Elargir le champ de vision, c’est aussi s’intéresser à d’autre types d’héroïnes. La précarité fait partie du quotidien d’Armande, elle squatte chez une « vieille » qui lui fait une petite place parmi sa vaste famille, « elle vit la galère, mais elle est très débrouillarde, elle est très joueuse, dans tous les aspects de sa vie d’ailleurs », explique Maxi; « chaque truc bien qui lui arrive, c’est parce qu’elle a joué, poursuit Rim. Elle provoque les choses. Elle cherche. Tout est matière à jeu pour elle. On a peu de temps dans la vie, c’est quelqu’un qui avance tout le temps, qui est tout le temps en mouvement. Armande est opportuniste, mais c’est le contexte qui la rend opportuniste. C’est pas l’opportunisme d’un homme politique, c’est un besoin pour s’en sortir, avancer. » Maxi lui joue Giorgio, dont on ne saura pas grande chose, sauf qu’il « vient d’une famille où on est vigile de père en fils – et en fille. »
David Borgeaud, le producteur, nous en dit un peu plus sur l’histoire, celle : « d’Armande Pigeon. Elle n’a pas de boulot, des dettes à foison. Elle vit dans la précarité, à Bruxelles, elle squatte un petit bout de chambre chez une vieille dame. Elle vit de peu de choses, et est atteinte du virus du jeu. Elle joue beaucoup, et se retrouve toujours un peu plus en galère. Il y a un peu de comédie romantique aussi. Armande est assez solitaire, a du mal à vivre avec d’autres gens, et mais il y a un gars avec lequel la chance va un peu tourner, ce qui va les rapprocher. Elle va tenter un pari peut-être encore plus fou que les autres: celui de l’amour. »

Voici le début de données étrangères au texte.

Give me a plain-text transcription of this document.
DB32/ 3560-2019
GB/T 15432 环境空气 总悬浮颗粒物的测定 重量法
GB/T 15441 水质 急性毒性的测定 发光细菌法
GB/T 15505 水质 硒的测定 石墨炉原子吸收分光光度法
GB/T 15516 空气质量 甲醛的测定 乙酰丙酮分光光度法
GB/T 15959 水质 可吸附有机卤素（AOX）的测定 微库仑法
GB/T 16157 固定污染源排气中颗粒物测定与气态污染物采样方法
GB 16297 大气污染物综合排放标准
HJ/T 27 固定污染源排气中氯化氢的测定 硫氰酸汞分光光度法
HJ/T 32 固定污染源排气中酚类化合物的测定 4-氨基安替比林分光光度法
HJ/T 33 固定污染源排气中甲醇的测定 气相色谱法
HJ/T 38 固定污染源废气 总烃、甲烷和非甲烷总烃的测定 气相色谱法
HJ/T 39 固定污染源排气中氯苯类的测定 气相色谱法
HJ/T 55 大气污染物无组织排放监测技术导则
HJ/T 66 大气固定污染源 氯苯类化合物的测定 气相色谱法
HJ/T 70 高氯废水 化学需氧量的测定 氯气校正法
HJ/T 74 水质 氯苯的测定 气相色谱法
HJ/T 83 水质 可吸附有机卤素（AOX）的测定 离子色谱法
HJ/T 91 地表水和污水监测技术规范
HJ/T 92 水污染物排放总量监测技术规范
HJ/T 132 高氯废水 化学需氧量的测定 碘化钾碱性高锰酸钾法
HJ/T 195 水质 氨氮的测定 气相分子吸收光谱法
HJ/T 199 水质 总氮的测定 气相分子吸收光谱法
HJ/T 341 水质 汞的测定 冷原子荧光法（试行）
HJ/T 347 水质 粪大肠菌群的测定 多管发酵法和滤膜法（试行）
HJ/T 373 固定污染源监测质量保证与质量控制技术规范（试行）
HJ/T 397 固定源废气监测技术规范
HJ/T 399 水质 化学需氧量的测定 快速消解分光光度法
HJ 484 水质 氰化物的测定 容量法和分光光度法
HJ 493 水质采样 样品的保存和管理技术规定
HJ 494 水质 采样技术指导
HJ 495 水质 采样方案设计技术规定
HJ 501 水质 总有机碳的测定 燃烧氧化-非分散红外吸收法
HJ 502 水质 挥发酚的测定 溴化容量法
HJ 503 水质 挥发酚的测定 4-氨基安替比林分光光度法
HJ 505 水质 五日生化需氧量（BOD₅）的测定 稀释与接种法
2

Les frères Guit dans le registre de la comédie romantique, on ne l’avait pas pu venir. Quid du côté sales gosses si présent dans Fils de Plouc (spéciale dédicace à celleux qui se souviennent de la première scène, puis des autres)? « C’est de la comédie avant tout, précise David, on est dans quelque chose d’énergique, qui va vite. On passe de façon rocambolesque d’une situation à l’autre. Il y a une certaine surenchère dans les plans dans lesquels s’embarque Armande, c’est une joueuse, elle joue, pour toucher le gros lot. »
« On retrouve l’esprit du Clubb Guitos, ajoute Maxi, mais c’est un autre format, il a fallu l’adapter. Disons que s’ils sont peut-être un peu moins provocants, c’est aussi parce qu’ils sont beaucoup plus touchants ici. En lisant le scénario, je me suis dit que c’était plus qu’une comédie, l’émotion était vraiment là. » Et si on devait #hastaguer le film? « Plus d’émotions, moins de caca ». Nous voici rassurés.